Washington, Aug.21 : Searches in suspect Iraqi neighbourhoods by the American armed forces have become less aggressive in an attempt to win the hearts of Iraqis ravaged by years of war. The recent U.S. military success in quelling extremist violence in Baghdad has also helped change the way American troops do business in the Iraqi capital.
U.S. officials say the focus has shifted from killing or capturing the enemy to winning the hearts and minds of the people upon whom the enemy has depended.
The Washington Times quoted Major Geoff Greene, the executive officer of the 1st Combined Arms Battalion, 68th Armor Regiment, as saying that: "I think a lot of soldiers are bored, I really do; [but] some are happy there´s not a lot of kinetic operations going on, and some are happy they get to go out and talk to people on the street and see that we´re making things better for them."
However,some special groups, offshoots of anti-American cleric Muqtada al-Sadr´s Jaish al-Mahdi (JAM) army - remain a "long-term threat to the security of Iraq and its people."
According to a recent assessment by the U.S. Army's 4th Infantry Division,which is in charge of the Baghdad area, gunmen in northeastern Baghdad are "still not adhering" to a May cease-fire between Mr. al-Sadr and the government of Iraqi Prime Minister Nouri al-Maliki."

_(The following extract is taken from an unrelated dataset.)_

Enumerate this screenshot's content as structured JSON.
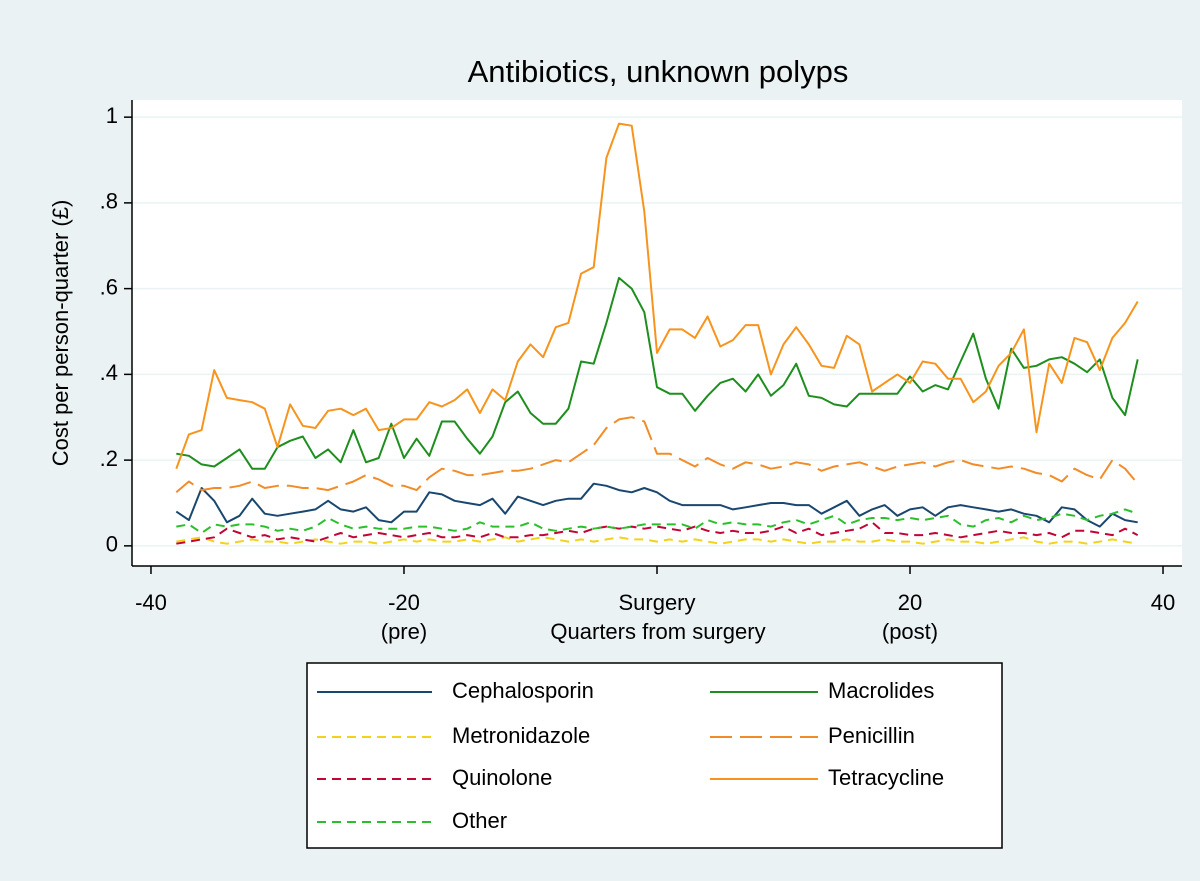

Colonel Allen Batschelet, chief of staff of the 4th Infantry Division, said that while the Americans were concerned about the terrorist activity or individuals who want to do bad things in Baghdad, efforts were on to normalise the situation in the region as quickly as possible.
With violence down and Iraqi Security Forces taking on more day-to-day security details, Americans are able to more fully mine the other components of their counter-insurgency plan.